Anyone who has spent more than about five minutes around me knows that I have a problem with being a perfectionist. I’m incredibly hard on myself when I make mistakes, and I tend to focus on the negative things I’ve done or said even when the positives vastly outnumber the negatives. I also know that I’m not alone in this trait, although from the stories my mother tells I’ve suffered from it more severely and for longer than many.

I don’t like being this way, and in the past decade I’ve actively worked on trying to embrace my imperfections. Having a daughter has helped enormously in that, both because I have many more opportunities to screw up and also because she suffers from the same trait. Watching her struggle with it has helped me to see it more clearly in myself. I’m also very forgiving of her imperfections, which makes my standard for myself seem extreme.

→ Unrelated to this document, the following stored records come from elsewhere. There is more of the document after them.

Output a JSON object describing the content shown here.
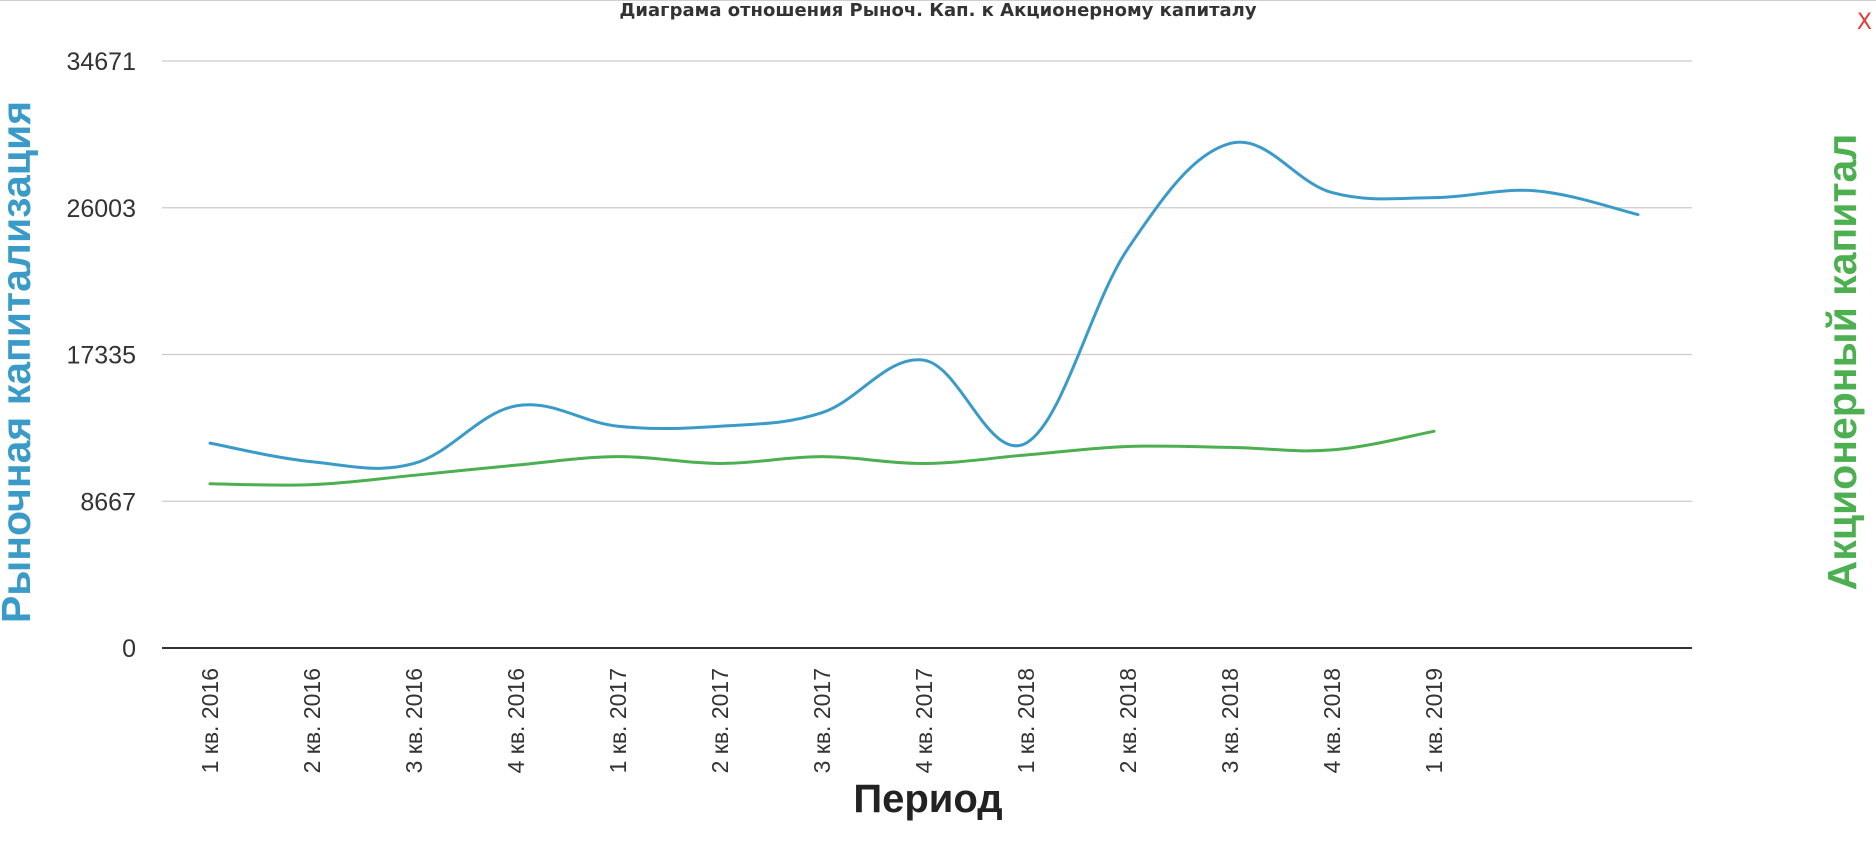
{
  "chart_title": "Диаграма отношения Рыноч. Кап. к Акционерному капиталу",
  "close_label": "X",
  "colors": {
    "market_cap": "#3a9bc9",
    "equity": "#4caf50",
    "grid": "#cccccc",
    "axis": "#333333"
  },
  "chart_data": {
    "type": "line",
    "title": "Диаграма отношения Рыноч. Кап. к Акционерному капиталу",
    "xlabel": "Период",
    "ylabel_left": "Рыночная капитализация",
    "ylabel_right": "Акционерный капитал",
    "yticks": [
      "0",
      "8667",
      "17335",
      "26003",
      "34671"
    ],
    "ylim": [
      0,
      34671
    ],
    "grid": true,
    "categories": [
      "1 кв. 2016",
      "2 кв. 2016",
      "3 кв. 2016",
      "4 кв. 2016",
      "1 кв. 2017",
      "2 кв. 2017",
      "3 кв. 2017",
      "4 кв. 2017",
      "1 кв. 2018",
      "2 кв. 2018",
      "3 кв. 2018",
      "4 кв. 2018",
      "1 кв. 2019",
      "",
      ""
    ],
    "series": [
      {
        "name": "Рыночная капитализация",
        "color": "#3a9bc9",
        "values": [
          12100,
          11000,
          10900,
          14300,
          13100,
          13100,
          13900,
          17000,
          12100,
          23600,
          29800,
          26900,
          26600,
          27000,
          25600
        ]
      },
      {
        "name": "Акционерный капитал",
        "color": "#4caf50",
        "values": [
          9700,
          9650,
          10200,
          10800,
          11300,
          10900,
          11300,
          10900,
          11400,
          11900,
          11850,
          11700,
          12800,
          null,
          null
        ]
      }
    ]
  }
}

Somewhere in the past decade I’ve also come to see that being imperfect (and recognizing it) makes you a better teacher and mentor. Making mistakes can make you more compassionate with people, since it’s hard to distance yourself from someone doing something very familiar. When you share a mistake with someone you also have a good idea why they may have done it, which improves your understanding and forgiveness.

On that note, I’m happy to report that I was nearly an hour late to a Skype research meeting today. The fact that the person involved was scolded by me about two weeks ago for being only 20 minutes late to a meeting was not at all lost on me, so I opened by telling him he needed to scold me. Being the nice man that he is, he declined the opportunity, which of course only made me feel worse. But I am happy to report that my mistake and his patience have given me some much-needed perspective, and for that I thank him.